Environmentalists protesting against the development of the Cambo oil field northwest of the Shetland Islands can applaud Shell’s decision last week to pull out of the controversial project. To some extent, the pressure exerted by campaigners on the company and on the British government, which has not yet given the project the green light, worked. While Shell explained that he had come to the conclusion that the economy of the project no longer made sense, it was likely that an increasingly hostile atmosphere, especially in the run-up to Glasgow’s presentation of the COP26 climate summit, played a role. played in the oil company’s decision-making. But fighters should not be in a hurry: it may be a case of better the devil you know.
It is preferable for publicly listed companies, accountable to their shareholders and regulators, and subject to disclosure requirements, to hold brown assets rather than falling into the hands of private capital, which does not have such obligations. While Cambo’s depth and location make it a particularly challenging and expensive terrain, Shell’s departure does not in any way kill the project, especially while the government is caught between its promise to the UK to achieve carbon neutrality by 2050 on the one hand. , and energy security. and jobs on the other hand – unclear whether they need to be approved. Shell still holds only a 30 percent stake in Cambo, which is majority-owned and operated by Siccar Point, which is backed by private equity.
This reflects an unfortunate reality that there are many willing private capital investors in fossil fuels. Large oil companies that are under pressure to sell brown assets offer a buying opportunity at discounted prices, especially if oil and gas prices continue to beat. Governments’ failure to limit oil and gas consumption means that there are still years where healthy yields can be made.

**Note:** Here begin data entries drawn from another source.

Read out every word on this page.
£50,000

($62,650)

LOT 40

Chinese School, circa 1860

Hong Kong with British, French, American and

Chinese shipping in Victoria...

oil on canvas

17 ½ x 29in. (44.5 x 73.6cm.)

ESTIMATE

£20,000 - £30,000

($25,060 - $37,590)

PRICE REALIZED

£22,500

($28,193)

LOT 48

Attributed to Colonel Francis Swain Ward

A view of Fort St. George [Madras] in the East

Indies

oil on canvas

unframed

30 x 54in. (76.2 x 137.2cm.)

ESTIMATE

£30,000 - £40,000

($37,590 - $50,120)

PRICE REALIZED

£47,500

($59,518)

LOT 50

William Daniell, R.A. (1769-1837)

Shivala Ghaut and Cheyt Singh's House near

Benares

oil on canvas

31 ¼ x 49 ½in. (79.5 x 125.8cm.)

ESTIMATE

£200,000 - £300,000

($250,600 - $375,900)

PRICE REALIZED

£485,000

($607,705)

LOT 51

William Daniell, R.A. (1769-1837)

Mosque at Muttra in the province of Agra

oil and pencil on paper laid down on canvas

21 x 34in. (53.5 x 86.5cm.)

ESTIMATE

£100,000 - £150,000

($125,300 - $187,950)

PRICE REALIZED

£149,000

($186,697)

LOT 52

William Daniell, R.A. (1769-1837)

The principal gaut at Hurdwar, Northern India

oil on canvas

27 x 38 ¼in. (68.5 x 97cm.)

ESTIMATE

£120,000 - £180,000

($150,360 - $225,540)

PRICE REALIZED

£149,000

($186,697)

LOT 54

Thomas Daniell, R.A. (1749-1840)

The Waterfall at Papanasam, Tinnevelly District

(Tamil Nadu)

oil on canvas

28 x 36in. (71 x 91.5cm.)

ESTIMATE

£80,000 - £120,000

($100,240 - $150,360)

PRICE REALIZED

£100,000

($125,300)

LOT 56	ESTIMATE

There was 21 private equity transactions in the oil and gas sector in the first eight months of the year alone, according to S&P Global Market Intelligence. But it simply continues a trend that has been observed over the past decade, where private equity has invested $ 1.1tn in the energy sector since 2010; only 12 percent of that investment went into renewable energy projects, according to the Private Equity Stakeholder Project.

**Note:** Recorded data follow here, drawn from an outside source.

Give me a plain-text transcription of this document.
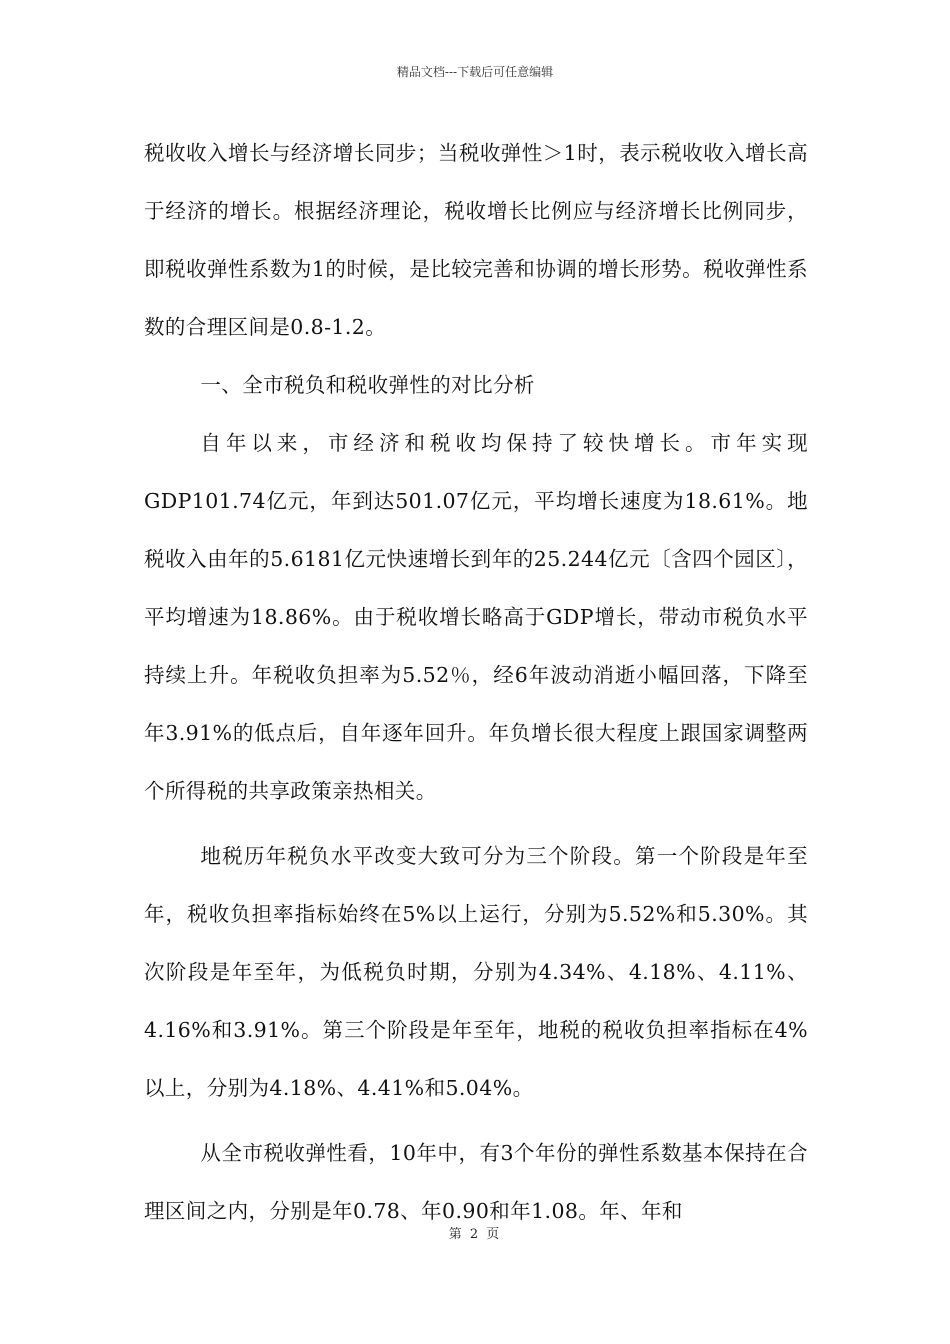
精品文档---下载后可任意编辑

税收收入增长与经济增长同步；当税收弹性＞1时，表示税收收入增长高于经济的增长。根据经济理论，税收增长比例应与经济增长比例同步，即税收弹性系数为1的时候，是比较完善和协调的增长形势。税收弹性系数的合理区间是0.8-1.2。

一、全市税负和税收弹性的对比分析

自年以来，市经济和税收均保持了较快增长。市年实现GDP101.74亿元，年到达501.07亿元，平均增长速度为18.61%。地税收入由年的5.6181亿元快速增长到年的25.244亿元〔含四个园区〕，平均增速为18.86%。由于税收增长略高于GDP增长，带动市税负水平持续上升。年税收负担率为5.52％，经6年波动消逝小幅回落，下降至年3.91%的低点后，自年逐年回升。年负增长很大程度上跟国家调整两个所得税的共享政策亲热相关。

地税历年税负水平改变大致可分为三个阶段。第一个阶段是年至年，税收负担率指标始终在5%以上运行，分别为5.52%和5.30%。其次阶段是年至年，为低税负时期，分别为4.34%、4.18%、4.11%、4.16%和3.91%。第三个阶段是年至年，地税的税收负担率指标在4%以上，分别为4.18%、4.41%和5.04%。

从全市税收弹性看，10年中，有3个年份的弹性系数基本保持在合理区间之内，分别是年0.78、年0.90和年1.08。年、年和

第 2 页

This means that there is an onus on the institutional investors – especially public pension funds and sovereign wealth funds that advocate ESG values - on which private capital relies to bring about change in the place of shareholders. US public pension funds alone allocate about 9 percent of their investments to private equity. Private pension funds’ investment in private equity, infrastructure and other alternative assets is will increase this year while attempting to offset the effects of historically low bond yields coupled with increased stock market valuations. This type of investment should have some serious strings attached. There is an economic reason to force private investors to find returns in cleaner energy, especially when new long-cycle oil and gas projects’ capital costs stand at 20 percent, compared to 5 percent for renewable energy.

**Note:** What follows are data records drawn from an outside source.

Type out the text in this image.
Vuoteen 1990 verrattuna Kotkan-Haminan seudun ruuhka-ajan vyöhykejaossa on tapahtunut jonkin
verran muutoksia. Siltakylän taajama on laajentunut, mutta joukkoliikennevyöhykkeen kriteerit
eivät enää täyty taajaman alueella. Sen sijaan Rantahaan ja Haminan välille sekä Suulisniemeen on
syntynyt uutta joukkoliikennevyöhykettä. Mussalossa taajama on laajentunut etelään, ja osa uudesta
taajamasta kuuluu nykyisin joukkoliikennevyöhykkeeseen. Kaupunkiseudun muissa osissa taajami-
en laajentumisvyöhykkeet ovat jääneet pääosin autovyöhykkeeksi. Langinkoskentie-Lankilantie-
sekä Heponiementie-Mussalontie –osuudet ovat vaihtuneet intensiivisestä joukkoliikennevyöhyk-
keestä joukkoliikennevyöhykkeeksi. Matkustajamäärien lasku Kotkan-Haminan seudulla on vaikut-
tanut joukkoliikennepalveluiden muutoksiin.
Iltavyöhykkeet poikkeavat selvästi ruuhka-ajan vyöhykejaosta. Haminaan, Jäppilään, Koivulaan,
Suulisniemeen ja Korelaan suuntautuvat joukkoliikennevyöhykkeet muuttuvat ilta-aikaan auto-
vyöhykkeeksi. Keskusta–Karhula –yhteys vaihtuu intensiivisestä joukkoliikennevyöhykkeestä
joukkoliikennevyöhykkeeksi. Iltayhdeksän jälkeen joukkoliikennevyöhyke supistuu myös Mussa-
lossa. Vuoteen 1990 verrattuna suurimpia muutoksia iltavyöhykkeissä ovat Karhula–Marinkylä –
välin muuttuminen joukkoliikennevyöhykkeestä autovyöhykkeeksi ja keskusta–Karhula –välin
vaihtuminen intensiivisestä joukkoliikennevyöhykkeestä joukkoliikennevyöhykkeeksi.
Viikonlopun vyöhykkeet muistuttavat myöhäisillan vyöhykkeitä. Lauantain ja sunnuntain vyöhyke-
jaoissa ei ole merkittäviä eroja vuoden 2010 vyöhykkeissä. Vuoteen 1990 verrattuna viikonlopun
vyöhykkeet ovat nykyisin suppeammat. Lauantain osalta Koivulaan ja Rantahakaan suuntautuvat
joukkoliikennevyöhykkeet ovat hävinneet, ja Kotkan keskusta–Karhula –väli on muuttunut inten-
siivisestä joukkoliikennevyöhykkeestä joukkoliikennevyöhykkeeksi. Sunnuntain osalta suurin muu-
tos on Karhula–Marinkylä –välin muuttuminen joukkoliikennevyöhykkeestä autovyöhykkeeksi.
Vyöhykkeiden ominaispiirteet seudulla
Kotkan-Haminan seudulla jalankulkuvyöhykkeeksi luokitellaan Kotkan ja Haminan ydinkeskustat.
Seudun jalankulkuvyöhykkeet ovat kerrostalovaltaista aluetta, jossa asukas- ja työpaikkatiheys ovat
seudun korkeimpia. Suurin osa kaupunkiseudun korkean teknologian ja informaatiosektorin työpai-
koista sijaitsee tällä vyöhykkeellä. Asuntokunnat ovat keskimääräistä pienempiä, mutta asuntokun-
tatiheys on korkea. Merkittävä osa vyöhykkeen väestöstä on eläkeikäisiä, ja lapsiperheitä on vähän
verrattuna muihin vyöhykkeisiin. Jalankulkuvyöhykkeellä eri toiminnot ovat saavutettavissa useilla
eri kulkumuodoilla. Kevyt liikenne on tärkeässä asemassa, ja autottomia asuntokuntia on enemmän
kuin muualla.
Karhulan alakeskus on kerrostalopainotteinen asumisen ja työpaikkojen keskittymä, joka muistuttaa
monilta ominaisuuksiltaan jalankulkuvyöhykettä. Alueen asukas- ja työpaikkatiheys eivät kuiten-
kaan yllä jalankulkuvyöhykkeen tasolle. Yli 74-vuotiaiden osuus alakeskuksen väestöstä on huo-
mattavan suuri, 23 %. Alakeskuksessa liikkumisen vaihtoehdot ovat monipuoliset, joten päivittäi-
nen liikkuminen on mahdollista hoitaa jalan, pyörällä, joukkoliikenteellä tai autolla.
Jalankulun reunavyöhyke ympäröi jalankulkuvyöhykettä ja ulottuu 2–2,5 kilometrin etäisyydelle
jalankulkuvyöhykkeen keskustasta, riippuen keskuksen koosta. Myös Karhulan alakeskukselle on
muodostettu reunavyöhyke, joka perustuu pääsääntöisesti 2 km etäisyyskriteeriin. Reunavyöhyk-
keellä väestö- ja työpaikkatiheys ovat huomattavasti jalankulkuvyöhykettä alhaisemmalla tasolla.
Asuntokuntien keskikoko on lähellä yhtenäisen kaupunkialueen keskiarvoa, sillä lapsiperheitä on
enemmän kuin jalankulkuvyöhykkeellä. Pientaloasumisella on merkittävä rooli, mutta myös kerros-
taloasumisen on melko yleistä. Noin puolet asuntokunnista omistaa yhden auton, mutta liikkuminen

Brown assets should not be the dirty secret of private capital: a degree of transparency can be brought, especially on the larger private equity firms that are publicly listed. Market regulators on both sides of the Atlantic need to be stricter with companies’ disclosure of their fossil fuel holdings. The Cambo case shows the road to carbon neutrality is far from smooth. And not every victory claimed by activists necessarily involves progress toward that goal.